A: No. If a participant dies before 30 days, they are never officially enrolled and do not contribute to the study, so no payment will be made. You may complete an enrollment form, but it is not required to enter the patient into WebDCU.

Q: If a patient is enrolled but dies before the 3-month visit, will there be reimbursement?
A: Yes. If a participant dies between 1 month and 3 months, the site will receive the full $400 once the End of Study form is completed.

Q: When completing the NIH Toolbox assessments, what should we enter as the patient identifier to distinguish between an ICECAP assessment an POST-ICECAP assessment? 

A: To differentiate the files from the i-Pad we are asking the POST-ICECAP sites to use a unique naming convention when entering the Subject ID in the i-Pad.
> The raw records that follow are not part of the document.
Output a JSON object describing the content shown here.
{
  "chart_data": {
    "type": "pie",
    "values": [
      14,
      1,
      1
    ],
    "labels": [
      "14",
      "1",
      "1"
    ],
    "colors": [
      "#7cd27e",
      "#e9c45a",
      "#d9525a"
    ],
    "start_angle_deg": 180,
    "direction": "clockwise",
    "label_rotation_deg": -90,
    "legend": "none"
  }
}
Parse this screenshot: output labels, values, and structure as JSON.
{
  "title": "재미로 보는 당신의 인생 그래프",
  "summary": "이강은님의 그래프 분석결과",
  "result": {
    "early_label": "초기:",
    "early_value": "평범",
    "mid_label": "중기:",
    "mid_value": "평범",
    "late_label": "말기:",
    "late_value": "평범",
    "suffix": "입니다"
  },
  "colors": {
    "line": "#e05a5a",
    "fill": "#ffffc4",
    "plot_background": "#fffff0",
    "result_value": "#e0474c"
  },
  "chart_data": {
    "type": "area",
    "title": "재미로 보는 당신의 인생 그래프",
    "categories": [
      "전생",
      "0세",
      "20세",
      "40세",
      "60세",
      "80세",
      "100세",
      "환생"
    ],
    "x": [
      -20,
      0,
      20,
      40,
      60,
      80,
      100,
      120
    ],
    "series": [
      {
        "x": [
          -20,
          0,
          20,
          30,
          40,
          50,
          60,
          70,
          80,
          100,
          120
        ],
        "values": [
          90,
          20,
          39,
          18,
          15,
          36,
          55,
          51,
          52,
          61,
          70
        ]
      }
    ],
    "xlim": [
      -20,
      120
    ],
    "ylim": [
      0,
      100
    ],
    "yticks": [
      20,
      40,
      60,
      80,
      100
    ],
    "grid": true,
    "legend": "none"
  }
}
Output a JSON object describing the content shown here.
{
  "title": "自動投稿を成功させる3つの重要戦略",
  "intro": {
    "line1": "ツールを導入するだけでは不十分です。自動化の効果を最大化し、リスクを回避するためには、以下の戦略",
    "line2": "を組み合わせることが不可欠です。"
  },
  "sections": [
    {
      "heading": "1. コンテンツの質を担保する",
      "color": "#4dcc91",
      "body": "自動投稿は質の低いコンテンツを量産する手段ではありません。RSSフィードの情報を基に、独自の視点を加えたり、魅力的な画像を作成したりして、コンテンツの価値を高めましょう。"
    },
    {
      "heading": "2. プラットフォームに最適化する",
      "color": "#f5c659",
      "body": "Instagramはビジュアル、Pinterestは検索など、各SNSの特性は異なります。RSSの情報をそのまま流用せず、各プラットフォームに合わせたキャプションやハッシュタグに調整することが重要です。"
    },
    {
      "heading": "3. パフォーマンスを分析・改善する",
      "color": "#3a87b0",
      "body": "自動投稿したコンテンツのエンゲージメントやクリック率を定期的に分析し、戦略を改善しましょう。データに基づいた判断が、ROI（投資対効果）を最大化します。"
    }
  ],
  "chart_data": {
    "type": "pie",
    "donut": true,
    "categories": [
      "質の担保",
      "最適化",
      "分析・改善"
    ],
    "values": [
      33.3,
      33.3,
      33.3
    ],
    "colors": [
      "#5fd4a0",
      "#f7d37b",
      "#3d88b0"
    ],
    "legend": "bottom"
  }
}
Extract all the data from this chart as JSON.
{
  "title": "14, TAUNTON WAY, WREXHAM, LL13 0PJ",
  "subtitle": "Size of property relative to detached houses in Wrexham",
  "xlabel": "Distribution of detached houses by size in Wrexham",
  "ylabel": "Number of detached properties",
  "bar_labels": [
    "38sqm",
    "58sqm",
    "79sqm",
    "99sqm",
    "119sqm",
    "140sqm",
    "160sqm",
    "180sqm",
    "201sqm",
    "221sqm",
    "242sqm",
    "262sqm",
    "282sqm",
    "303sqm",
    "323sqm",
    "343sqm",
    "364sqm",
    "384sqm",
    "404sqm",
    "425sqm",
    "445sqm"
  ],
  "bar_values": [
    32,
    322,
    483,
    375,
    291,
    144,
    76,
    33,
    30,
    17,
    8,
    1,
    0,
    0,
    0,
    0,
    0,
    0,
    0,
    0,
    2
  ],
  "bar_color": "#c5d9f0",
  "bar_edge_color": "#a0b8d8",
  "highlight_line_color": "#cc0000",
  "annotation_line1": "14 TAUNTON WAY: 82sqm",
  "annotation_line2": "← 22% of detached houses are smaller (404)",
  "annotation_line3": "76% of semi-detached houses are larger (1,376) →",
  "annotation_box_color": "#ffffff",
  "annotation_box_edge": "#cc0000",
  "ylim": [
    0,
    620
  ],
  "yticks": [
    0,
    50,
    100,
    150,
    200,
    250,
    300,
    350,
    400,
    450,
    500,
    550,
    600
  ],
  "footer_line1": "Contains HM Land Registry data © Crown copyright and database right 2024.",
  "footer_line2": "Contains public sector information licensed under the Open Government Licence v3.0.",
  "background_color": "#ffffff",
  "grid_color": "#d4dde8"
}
Please see the below scenarios:

ICECAP screen failures, but enrolled in POST-ICECAP – Please use the POST-ICECAP assigned ID with the unique identifier (POST####)

Subjects ONLY enrolled in ICECAP – Please use just the assigned ICECAP subject ID (####)

Subjects enrolled in ICECAP and POST-ICECAP – For the Day 90/3 Month visit, please use the ICECAP assigned ID only (####). This assessment is not uploaded to both databases but will be linked to the ICECAP uploaded file at the end of the study. For the POST-ICECAP 12 month visit, please use the POST-ICECAP ID with a unique identifier (POST####).